Rufen wir also mit lebendigem Vertrauen auf die Barmherzigkeit Gottes und seine Verheißungen mit demselben Apostel aus: „Wer wird uns scheiden von der Liebe Christi? Trübsal oder Not, oder Hunger, oder Blöße, oder Gefahr, oder Verfolgung, oder das Schwert?“ (Röm 8,37) Was wird uns von der Liebe Jesu Christi scheiden? Die Leiden und Trübsale dieses Lebens? Oder die Gefahr, die Güter dieser Welt zu verlieren? Oder die Anfälle der höllischen Geister? Oder die Verfolgungen der Menschen?
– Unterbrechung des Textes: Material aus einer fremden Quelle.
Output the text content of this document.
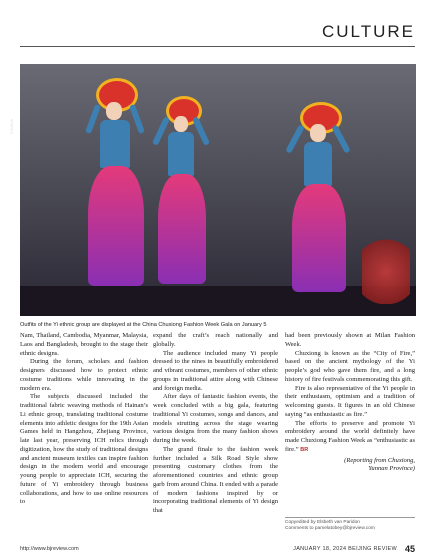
CULTURE
XINHUA
Outfits of the Yi ethnic group are displayed at the China Chuxiong Fashion Week Gala on January 5

Nam, Thailand, Cambodia, Myanmar, Malaysia, Laos and Bangladesh, brought to the stage their ethnic designs.

During the forum, scholars and fashion designers discussed how to protect ethnic costume traditions while innovating in the modern era.

The subjects discussed included the traditional fabric weaving methods of Hainan’s Li ethnic group, translating traditional costume elements into athletic designs for the 19th Asian Games held in Hangzhou, Zhejiang Province, late last year, preserving ICH relics through digitization, how the study of traditional designs and ancient museum textiles can inspire fashion design in the modern world and encourage young people to appreciate ICH, securing the future of Yi embroidery through business collaborations, and how to use online resources to

expand the craft’s reach nationally and globally.

The audience included many Yi people dressed to the nines in beautifully embroidered and vibrant costumes, members of other ethnic groups in traditional attire along with Chinese and foreign media.

After days of fantastic fashion events, the week concluded with a big gala, featuring traditional Yi costumes, songs and dances, and models strutting across the stage wearing various designs from the many fashion shows during the week.

The grand finale to the fashion week further included a Silk Road Style show presenting customary clothes from the aforementioned countries and ethnic group garb from around China. It ended with a parade of modern fashions inspired by or incorporating traditional elements of Yi design that

had been previously shown at Milan Fashion Week.

Chuxiong is known as the “City of Fire,” based on the ancient mythology of the Yi people’s god who gave them fire, and a long history of fire festivals commemorating this gift.

Fire is also representative of the Yi people in their enthusiasm, optimism and a tradition of welcoming guests. It figures in an old Chinese saying “as enthusiastic as fire.”

The efforts to preserve and promote Yi embroidery around the world definitely have made Chuxiong Fashion Week as “enthusiastic as fire.” BR

(Reporting from Chuxiong,
Yunnan Province)
Copyedited by Elsbeth van Paridon
Comments to pamelatobey@bjreview.com
http://www.bjreview.com	JANUARY 18, 2024 BEIJING REVIEW 45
Oder die Grausamkeit der Tyrannen und die Martern, mit welchen sie uns bedrohen? „In allem diesem überwinden wir um desjenigen willen, der uns geliebt hat“ (Röm 8,37). Nichts von allem diesem wird uns zu scheiden vermögen, weil wir kämpfen werden aus Liebe zu demjenigen, der für uns sein Leben hingegeben hat, und mit dessen Beistand wir alles überwinden werden. An dem Tage, an welchem der Pater Hippolyt Durrazzo den Entschluß faßte, allen Ehren und Würden zu entsagen, sich ganz Gott zu schenken und in die Gesellschaft Jesu einzutreten, wandelte ihn eine große Furcht an, daß er aus Schwäche seinem Vorsatz wieder untreu werden könnte, und er rief deshalb aus: „Herr, verlaß mich nicht!“ Allein er vernahm sogleich in seinem Inneren eine Stimme, die ihm antwortete: „Verlaß du mich nicht!“ Durch diese Worte wurde der Diener Gottes getröstet und im Vertrauen auf die unendliche Güte des Herrn und seinen Beistand gestärkt, und sprach: „So wirst Du also, o mein Gott, mich nicht verlassen, und ich werde Dich nicht verlassen.“

Ich komme zum Schlusse. Wenn wir wollen, daß Gott uns nicht verlasse, so dürfen wir unsererseits das Gebet nicht verlassen und müssen Ihn unaufhörlich bitten, daß er mit seiner Gnade und Barmherzigkeit nicht von uns weichen möge. Tun wir dies, so wird Er uns gewiß immer beistehen, und nie zulassen, daß wir seine Gnade verlieren und von seiner Liebe geschieden werden. Und zu diesem Ende sollen wir Gott nicht bloß unablässig um die Gnade der Beharrlichkeit und um die hierzu nötigen Gnaden bitten, sondern wir sollen Ihn zugleich im voraus um die Gnade bitten, im Gebete auszuharren; was eben jene große Gabe ist, die der Herr seinen Auserwählten durch den Mund des Propheten verheißen hat: „Und ich will ausgießen über das Haus David und über die Einwohner Jerusalems den Geist der Gnade und des Gebetes“ (Zach 12,12). O welch große und herrliche Gabe ist der Geist des Gebetes, das ist: die einer Seele verliehene Gnade, unaufhörlich zu beten. Unterlassen wir es also nie, Gott um diesen Geist des Gebetes zu bitten, um diese Gnade, unaufhörlich zu beten; denn wenn wir nicht aufhören, zu beten, so werden wir ganz gewiß die Beharrlichkeit und alle anderen Gaben und alles, was wir uns wünschen, erlangen; denn Gott kann seinen Verheißungen, uns zu erhören, nicht untreu werden: „Durch die Hoffnung werden wir selig“ (Röm 8,24). Mit dieser Hoffnung, im Gebete auszuharren, können wir unser Heil für gesichert ansehen. Diese Hoffnung ist es, die uns einen sicheren Eingang in die Stadt gewährt, sagt der ehrwürdige Beda (Serm. 18. de Sanctis), nämlich in die Stadt Gottes, in das himmlische Jerusalem.